Not sure what to make of these findings to be honest. It seems to be tricky even without background noise and in a “controlled” environment. I’m not getting my hopes up to much for a real world scenario to be honest.

Not really sure with porcupine but its highly likely the audio is normalised so level is less of an issue.
If your signal is really low then when normalised noise becomes a big part of that gain so if its really low then it can be a problem.

Best thing to do is actually see what your getting for audio and arecord a wav from set distances and load up in audacity and take a look and listen.
If you scroll through this thread.

It should give you some tips.
Apols should of told you to install the kernel headers but there is no need to be locked to a kernel.

omnidirectional mics without the beamforming algs of Google Home/echo with 3rd party noise will just flood the signal and nothing is in place to remove.
Its why I prefer unidirectional electrets as its not a huge amount but they have natural inbuilt directionality (beamforming in the direction you point them and noise reduction).
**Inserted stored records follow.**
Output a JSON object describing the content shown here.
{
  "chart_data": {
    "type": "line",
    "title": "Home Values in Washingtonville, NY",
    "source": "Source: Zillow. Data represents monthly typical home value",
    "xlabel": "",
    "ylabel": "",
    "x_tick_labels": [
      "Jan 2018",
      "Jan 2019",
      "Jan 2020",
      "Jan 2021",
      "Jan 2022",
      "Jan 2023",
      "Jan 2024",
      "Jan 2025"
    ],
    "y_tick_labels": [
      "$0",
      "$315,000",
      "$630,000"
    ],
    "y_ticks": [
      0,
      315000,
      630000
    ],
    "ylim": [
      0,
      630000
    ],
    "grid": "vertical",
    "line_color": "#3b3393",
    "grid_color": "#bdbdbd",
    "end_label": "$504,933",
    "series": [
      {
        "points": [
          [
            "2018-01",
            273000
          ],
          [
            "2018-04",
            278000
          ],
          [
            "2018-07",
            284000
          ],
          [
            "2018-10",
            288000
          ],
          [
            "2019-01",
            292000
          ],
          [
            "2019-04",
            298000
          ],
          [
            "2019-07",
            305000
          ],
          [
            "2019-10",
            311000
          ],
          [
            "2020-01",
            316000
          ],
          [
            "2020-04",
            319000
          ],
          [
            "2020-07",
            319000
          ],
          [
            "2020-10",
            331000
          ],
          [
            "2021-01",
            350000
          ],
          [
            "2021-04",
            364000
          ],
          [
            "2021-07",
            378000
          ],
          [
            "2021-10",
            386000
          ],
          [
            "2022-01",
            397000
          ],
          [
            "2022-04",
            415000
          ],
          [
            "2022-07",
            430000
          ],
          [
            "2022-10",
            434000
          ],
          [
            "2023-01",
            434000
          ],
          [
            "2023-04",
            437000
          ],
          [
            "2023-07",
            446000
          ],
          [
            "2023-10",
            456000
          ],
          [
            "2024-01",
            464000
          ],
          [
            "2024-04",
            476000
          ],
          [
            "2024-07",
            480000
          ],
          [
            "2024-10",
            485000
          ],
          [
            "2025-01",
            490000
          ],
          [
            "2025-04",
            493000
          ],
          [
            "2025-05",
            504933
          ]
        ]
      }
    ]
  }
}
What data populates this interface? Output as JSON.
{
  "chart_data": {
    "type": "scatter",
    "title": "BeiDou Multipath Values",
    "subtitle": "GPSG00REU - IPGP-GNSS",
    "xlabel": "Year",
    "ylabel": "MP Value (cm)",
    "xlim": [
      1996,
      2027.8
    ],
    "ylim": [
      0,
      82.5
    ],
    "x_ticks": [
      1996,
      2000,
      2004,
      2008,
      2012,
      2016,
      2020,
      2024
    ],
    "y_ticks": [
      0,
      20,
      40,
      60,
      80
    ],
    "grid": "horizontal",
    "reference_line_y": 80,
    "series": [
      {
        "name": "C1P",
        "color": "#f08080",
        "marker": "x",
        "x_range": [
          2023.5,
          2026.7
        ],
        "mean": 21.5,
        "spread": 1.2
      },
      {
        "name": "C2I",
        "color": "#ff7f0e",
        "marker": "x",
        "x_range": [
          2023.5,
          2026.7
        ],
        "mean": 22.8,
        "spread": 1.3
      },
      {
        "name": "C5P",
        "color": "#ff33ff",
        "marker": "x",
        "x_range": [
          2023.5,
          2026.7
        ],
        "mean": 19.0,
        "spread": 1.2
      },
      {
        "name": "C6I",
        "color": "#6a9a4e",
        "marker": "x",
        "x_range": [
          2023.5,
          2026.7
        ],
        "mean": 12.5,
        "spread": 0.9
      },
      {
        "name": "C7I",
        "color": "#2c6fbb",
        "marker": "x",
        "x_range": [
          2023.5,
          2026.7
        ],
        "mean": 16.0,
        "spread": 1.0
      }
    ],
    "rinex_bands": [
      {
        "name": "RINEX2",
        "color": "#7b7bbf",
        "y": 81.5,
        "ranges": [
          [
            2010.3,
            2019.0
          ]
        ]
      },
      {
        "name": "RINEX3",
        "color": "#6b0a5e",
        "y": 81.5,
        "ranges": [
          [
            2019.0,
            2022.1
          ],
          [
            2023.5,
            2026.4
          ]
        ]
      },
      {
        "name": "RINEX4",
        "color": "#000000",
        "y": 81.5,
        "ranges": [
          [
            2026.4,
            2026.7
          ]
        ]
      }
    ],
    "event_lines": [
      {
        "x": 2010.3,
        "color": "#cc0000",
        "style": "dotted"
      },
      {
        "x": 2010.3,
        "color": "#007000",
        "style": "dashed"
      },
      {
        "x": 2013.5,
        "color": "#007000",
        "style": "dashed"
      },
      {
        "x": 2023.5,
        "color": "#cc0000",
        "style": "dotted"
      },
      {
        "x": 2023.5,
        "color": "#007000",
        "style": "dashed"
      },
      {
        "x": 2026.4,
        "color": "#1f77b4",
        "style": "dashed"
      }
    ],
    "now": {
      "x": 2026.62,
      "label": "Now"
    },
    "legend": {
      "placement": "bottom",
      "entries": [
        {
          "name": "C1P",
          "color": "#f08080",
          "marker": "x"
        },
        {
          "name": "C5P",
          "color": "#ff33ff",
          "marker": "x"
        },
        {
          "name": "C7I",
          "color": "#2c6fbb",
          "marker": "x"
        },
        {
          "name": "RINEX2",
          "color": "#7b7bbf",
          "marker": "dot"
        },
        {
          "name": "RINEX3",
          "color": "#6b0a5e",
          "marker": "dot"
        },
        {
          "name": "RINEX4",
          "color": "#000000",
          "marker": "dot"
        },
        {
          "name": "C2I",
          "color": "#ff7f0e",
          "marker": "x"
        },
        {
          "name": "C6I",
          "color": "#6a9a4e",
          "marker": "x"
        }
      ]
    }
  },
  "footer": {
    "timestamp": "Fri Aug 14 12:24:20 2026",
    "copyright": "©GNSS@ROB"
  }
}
But 3rd party noise is problematic to all when it reaches a ratio to voice especially when without dsp algs.
If rhasspy is playing the audio then we can set up speex AEC which does a good job as we have that signal so we can cancel from the mic.
3rd party we don’t have that signal or the clock sync of having input and output on the same audio card.

Don’t know much about the matrix creator to be honest.

The VAD isn’t the greatest so with 3rd party noise its likely it will not detect silence and time out.